Le fil de soie grège ne peut être tissé directement. Il faut le rendre plus résistant en le moulinant, c’est-à-dire en lui faisant subir une torsion avant de l’enrouler sur les bobines de moulins rendus plus performants par leur forme ovale. Au milieu du XIXe siècle, cette opération emploie des milliers d’ouvrières en France, dont beaucoup dans la région lyonnaise où on les appelle les ovalistes. Sans qualification, elles travaillent douze heures par jour, sont payées à la pièce bien moins cher que leurs homologues masculins, et comme on les recrute dans les campagnes environnantes et même jusqu’au Piémont, elles s’entassent dans des dortoirs insalubres et surpeuplés, totalement assujetties au strict règlement de leurs « usines-pensionnats ». A l‘été 1869, ces filles illettrées, qui se voient contraintes d’avoir recours à un écrivain public pour exposer leurs revendications, se mettent en grève, réclamant un meilleur salaire et un temps de travail réduit. C’est la première grève de femmes connue. Elle va durer un mois, se solder par des emprisonnements et des expulsions des ateliers-dortoirs, avant que le travail ne reprenne sans aucune avancée significative. Elle marque cependant l’histoire d’une pierre blanche, celle qui inaugure la longue lutte dont les femmes se sont passé le relais jusqu’à aujourd’hui pour l’amélioration progressive de leur condition.

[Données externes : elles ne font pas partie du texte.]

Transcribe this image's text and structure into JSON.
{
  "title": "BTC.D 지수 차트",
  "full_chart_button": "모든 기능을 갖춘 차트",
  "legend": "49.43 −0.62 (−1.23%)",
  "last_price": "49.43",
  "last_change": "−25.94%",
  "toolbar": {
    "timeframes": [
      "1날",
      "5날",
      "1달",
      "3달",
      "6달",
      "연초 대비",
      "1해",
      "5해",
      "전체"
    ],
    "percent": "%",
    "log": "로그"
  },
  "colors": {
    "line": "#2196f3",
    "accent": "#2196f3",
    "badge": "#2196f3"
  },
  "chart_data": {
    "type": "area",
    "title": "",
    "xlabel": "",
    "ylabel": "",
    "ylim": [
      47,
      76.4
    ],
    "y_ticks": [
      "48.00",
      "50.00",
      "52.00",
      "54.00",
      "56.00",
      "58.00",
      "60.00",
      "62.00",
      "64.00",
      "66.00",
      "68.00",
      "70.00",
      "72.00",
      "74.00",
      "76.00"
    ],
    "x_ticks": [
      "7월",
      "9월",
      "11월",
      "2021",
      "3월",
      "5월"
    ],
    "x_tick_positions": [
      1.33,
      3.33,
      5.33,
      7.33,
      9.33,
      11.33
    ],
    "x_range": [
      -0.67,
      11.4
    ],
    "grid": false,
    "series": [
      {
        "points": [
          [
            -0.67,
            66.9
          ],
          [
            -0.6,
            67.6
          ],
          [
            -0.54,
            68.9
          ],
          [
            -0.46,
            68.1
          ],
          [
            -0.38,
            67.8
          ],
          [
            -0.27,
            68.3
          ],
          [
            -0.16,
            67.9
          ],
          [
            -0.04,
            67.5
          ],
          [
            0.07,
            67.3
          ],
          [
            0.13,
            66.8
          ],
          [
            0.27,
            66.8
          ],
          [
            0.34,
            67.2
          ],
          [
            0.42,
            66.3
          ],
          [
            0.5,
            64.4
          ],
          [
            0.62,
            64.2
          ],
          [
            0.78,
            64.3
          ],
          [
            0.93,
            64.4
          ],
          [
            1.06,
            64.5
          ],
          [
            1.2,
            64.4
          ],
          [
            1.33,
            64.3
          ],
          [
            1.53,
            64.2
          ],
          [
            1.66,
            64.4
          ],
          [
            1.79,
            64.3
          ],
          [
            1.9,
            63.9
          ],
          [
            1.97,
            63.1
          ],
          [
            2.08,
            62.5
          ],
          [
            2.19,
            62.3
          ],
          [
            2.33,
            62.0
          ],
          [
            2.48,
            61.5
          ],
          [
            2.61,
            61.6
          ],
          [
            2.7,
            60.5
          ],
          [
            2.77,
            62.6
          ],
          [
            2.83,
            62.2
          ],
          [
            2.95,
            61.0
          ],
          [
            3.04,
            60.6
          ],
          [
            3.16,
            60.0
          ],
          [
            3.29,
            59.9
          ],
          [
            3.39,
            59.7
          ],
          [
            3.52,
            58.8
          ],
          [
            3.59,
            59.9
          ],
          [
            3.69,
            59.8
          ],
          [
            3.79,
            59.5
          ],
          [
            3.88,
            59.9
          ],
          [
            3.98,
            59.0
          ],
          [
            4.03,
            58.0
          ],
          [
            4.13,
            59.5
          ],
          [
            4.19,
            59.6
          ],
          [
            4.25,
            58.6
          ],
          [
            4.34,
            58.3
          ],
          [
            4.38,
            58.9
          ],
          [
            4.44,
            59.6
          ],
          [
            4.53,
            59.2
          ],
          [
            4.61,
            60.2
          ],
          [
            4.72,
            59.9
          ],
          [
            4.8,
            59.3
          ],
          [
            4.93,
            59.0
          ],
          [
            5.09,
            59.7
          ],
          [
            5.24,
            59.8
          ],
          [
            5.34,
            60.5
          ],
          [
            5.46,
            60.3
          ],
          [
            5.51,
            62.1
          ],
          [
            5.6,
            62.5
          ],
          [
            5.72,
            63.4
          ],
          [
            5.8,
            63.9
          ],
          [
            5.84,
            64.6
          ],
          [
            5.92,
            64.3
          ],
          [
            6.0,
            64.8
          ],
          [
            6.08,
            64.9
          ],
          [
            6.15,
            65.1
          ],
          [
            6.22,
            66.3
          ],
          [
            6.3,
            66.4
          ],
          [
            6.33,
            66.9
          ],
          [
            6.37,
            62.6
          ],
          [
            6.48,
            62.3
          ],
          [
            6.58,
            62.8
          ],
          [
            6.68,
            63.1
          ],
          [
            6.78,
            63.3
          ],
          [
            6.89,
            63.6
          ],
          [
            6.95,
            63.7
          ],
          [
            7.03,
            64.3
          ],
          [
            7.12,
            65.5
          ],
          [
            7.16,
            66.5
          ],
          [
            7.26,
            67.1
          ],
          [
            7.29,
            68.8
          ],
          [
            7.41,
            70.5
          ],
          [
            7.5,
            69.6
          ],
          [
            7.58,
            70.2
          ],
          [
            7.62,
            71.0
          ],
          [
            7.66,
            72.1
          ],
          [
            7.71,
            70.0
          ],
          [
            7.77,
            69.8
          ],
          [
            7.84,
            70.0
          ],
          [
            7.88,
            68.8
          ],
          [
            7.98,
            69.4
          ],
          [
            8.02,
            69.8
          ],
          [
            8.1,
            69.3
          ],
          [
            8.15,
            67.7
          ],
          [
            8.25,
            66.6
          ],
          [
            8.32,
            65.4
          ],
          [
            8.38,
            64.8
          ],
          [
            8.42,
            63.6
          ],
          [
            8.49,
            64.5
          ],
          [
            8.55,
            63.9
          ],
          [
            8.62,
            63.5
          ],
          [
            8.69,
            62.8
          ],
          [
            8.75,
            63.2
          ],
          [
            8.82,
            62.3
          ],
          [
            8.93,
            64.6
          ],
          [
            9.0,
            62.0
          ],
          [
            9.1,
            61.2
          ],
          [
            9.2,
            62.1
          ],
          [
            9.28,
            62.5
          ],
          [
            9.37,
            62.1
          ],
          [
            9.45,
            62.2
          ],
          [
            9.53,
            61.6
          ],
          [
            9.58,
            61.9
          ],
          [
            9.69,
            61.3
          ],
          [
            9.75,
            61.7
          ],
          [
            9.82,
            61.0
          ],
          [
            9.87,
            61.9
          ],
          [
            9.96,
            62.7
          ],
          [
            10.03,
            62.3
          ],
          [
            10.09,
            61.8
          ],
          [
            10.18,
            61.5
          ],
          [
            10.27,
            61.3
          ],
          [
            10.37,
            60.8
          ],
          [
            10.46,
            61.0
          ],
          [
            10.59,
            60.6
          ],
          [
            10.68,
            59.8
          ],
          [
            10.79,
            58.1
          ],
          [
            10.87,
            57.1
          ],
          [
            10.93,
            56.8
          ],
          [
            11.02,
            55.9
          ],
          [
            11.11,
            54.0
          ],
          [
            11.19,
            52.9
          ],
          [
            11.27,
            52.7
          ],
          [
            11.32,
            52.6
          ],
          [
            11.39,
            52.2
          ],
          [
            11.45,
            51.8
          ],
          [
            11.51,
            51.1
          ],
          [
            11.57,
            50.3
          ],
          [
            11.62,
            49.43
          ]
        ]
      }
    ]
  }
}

Cette image du passage de relais entre les femmes s’est si bien imposée à l’auteur lorsqu’elle s’est intéressée à la grève des ovalistes qu’elle en a fait le fil conducteur de son roman. Soif d’émancipation, prise de conscience de leur sororité face à la toute-puissance des hommes et des employeurs qui les traitent en « bonnes filles » modestes et dociles : sans violence ni sang versé, avec la seule calme détermination née d’un trop-plein d’injustice et de servitude silencieuse, ces femmes sont les premières, non pas à se révolter, mais à en prendre l’initiative. Ce sont elles qui s’autorisent enfin à ne plus courber l’échine. Et même si elles n’obtiennent pas gain de cause, elles sont des pionnières qui ouvrent à leurs semblables, femmes de leur temps ou des générations à venir, le long chemin du féminisme. Alors, à cette troupe en jupons perdue dans l’oubli incolore de l’anonymat, Maryline Desbiolles a choisi de prêter quatre visages imaginés comme en technicolor, leur redonnant chair et vie en quelques scènes croquées sur le vif, et insistant sur la sororité des femmes par-delà les siècles.

Jonglant avec les mots et les images dans une langue courant comme une rivière en longs rubans de phrases non dénuées de poésie, l’écrivain met l’originalité, probablement clivante, de son style au service d’un roman social et féministe, construit sur un fait historique oublié pour mieux inviter les femmes à reprendre le flambeau de la lutte. (3,5/5)

 

 

Citations :

En attendant, toute la semaine, debout douze heures par jour, elles veillent jusqu’à sept heures du soir sur les moulins dont elles garnissent et dégarnissent les bobines, vérifient la qualité de la soie, nouent et dénouent les fils cassés. Nul besoin de qualification. (…) Femmes sans qualification. Femmes sans qualités. Ovalistes. Les mots dépassent la petitesse de la paie comme de la pensée.

Philomène Rozan ne mène pas ses paroles à la baguette, ses paroles s’envolent, elles ne se dispersent pas, elles se posent sur la tête des ovalistes, sur leur langue, des paroles qui ne font pas tourner la tête, ou qui la font tourner mais pas à la manière des ritournelles, des paroles qui n’enivrent pas, mais qui donnent soif, gagner davantage que 1,40 F, gagner 2 F comme les hommes même si c’est impensable, être payées au temps, pas aux pièces, et pas nourries logées comme des domestiques, avoir le droit de s’asseoir, prendre plus de pauses, avoir une chambre à soi, ou du moins un lit à soi, travailler dix heures et non pas douze, avoir un lit et du temps à soi, c’est pas la lune et c’est la lune à voir la tête des patrons auxquels ces doléances sont présentées le 17 juin 1869, de vive voix, bien sûr de vive voix, ces dames et demoiselles ne savent ni lire ni écrire (…).